Relentless in her efforts to help newcomers to the DC area who have come to better the future prospects of their families but are treading unfamiliar soil, Solita thru WBIFA joined forces with the Philippine Embassy to continue the yearly Winter Clothes Drive for Filipino Migrant Teachers which has started two years previously. This effort has made the newly arrived teachers feel welcome by the community. She spearheaded the procurement of 100 computers from the IMF to donate to FtH and are now being used in public schools in Iloilo and other provinces. Also, through her efforts, 20,000 textbooks from the World Bank were shipped to the Philippines in coordination with Makati Rotary Club.
On her 4th term in office at WBIFA, together with her devoted and tireless team of Officers, Solita aims to leave a legacy of continuous and enthusiastic involvement of the Association and its members to further cultivate interest and concern of to their home country. This year, she plans to revive the WBIFA website, implement a program that will involve the youth to appreciate Philippine history, its beauty and culture and a language program in conjunction with the Philippine Embassy to teach conversational Pilipino to young Filipino kids who are mostly born in the U.S. and other cultural activities. These projects will be aimed at awakening the Filipino-American youth of the cultural treasures that abound in their Filipino heritage and roots.

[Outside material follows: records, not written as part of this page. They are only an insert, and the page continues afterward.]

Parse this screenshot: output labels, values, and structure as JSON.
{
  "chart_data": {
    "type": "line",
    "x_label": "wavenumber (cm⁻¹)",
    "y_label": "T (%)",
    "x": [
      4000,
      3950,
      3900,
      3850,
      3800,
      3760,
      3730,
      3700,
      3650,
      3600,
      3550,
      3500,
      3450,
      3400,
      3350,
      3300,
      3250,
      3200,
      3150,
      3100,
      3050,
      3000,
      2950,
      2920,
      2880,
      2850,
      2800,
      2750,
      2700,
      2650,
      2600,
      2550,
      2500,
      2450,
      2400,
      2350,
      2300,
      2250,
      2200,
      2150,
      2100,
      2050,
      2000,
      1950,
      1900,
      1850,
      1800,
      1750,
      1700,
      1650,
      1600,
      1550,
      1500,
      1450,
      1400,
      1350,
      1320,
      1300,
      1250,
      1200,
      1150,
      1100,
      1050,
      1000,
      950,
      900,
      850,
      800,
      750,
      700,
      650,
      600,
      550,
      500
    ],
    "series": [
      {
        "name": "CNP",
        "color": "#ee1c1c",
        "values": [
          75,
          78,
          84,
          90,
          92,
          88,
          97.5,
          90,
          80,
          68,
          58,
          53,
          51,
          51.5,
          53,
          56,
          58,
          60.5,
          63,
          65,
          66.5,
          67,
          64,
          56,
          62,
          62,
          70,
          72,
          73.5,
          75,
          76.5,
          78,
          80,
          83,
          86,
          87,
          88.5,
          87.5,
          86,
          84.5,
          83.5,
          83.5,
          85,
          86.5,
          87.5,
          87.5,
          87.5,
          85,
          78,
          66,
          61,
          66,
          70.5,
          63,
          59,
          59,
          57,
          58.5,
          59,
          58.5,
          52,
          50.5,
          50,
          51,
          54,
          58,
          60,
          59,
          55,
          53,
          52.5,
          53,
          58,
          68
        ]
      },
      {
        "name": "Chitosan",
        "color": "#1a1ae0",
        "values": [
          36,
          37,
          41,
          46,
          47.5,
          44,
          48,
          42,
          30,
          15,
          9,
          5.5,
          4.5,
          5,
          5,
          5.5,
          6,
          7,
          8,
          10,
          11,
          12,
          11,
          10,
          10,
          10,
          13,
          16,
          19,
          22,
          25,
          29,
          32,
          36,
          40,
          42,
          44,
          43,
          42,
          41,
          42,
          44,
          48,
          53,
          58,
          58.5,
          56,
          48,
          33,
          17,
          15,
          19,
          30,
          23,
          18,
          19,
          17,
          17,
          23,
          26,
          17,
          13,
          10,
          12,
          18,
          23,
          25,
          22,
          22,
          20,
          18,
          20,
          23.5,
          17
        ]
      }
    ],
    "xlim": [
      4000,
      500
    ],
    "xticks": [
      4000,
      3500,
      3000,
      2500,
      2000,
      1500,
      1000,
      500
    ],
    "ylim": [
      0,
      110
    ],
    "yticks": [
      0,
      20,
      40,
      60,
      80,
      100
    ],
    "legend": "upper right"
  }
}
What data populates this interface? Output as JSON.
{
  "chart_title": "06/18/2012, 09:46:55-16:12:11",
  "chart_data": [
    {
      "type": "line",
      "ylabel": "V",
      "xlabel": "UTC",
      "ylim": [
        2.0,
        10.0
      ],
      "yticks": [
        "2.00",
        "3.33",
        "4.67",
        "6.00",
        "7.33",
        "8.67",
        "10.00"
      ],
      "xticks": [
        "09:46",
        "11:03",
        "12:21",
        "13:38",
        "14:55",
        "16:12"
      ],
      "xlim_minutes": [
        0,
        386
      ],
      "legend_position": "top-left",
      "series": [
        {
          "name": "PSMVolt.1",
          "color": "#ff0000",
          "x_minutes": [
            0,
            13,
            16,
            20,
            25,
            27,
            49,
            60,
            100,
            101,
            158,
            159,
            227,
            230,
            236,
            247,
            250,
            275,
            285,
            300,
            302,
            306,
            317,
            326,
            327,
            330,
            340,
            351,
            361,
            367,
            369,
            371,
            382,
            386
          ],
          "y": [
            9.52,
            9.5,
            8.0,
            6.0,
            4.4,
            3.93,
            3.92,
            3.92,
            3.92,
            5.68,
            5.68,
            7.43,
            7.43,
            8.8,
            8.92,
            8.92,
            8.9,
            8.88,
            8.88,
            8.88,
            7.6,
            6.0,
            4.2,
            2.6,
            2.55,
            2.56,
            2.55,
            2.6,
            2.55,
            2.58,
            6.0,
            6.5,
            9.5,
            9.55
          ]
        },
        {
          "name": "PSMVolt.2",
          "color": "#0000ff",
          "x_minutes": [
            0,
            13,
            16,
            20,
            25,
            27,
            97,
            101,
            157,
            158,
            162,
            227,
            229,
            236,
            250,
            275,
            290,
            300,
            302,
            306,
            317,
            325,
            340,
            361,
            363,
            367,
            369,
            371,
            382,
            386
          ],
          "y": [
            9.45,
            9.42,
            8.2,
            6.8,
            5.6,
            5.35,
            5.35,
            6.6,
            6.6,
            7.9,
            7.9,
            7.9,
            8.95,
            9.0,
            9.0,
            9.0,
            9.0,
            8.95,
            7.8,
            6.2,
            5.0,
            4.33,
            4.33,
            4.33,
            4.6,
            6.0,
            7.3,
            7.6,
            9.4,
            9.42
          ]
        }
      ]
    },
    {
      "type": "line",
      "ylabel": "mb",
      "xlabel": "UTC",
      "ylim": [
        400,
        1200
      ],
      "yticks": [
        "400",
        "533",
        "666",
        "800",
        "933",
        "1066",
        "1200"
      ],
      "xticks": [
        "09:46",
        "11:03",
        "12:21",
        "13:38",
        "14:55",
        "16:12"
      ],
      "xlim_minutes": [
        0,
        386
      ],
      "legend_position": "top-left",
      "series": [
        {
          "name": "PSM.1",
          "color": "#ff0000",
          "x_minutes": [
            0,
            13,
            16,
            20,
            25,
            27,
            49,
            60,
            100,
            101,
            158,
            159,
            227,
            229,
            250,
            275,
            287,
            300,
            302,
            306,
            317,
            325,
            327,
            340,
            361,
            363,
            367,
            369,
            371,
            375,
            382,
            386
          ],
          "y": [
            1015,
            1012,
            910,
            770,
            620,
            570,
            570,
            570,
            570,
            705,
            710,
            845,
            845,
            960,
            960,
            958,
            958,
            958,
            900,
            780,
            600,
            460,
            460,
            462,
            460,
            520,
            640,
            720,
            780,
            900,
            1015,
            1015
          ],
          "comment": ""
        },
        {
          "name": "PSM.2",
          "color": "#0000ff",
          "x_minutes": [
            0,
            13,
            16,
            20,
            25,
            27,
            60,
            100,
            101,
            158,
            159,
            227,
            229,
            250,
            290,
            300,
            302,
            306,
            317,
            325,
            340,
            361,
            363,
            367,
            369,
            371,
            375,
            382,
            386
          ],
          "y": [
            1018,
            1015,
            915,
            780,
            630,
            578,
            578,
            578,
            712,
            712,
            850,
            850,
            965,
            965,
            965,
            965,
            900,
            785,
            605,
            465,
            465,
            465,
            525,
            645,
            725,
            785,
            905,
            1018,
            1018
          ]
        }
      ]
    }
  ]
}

Outside of her activities with WBIFA and FtH, Solita has volunteered with K.E.E.N. (Kids Enjoy Exercise Now) an organization located in Maryland that recruits volunteers on weekends to play and exercise with mentally disadvantaged children, while giving their parents some hours of rest and respite. She is also a volunteer for INVOLVE, an IMF volunteer group in Metropolitan DC.
Born in Molo, Iloilo City, Solita, fondly called by family and close friends “Tata” (Ilonggo for “little girl”) is the daughter of Ignacio Magahum and Ramona Santiago. She is the proud grand daughter of Angel M. Magahum Sr. who is recognized in Philippine history as the “Colossus of Visayan Literature”, a historian, a musical composer of zarzuelas in his time and the author of the first Hiligaynon novel “Benjamin”. She graduated A.B. in Economics at Maryknoll College, and was awarded a scholarship at Ateneo de Manila University for M.A. in Economics. Solita proceeded to New York to complete her M.A. in Economics at Long Island University and took courses in Quantitative Analysis in New York University, MBA courses at George Washington University and PhD courses at the George Mason University in Fiscal Policy. She is a member of the Omicron Delta Epsilon (Economics Honor Society, New York chapter).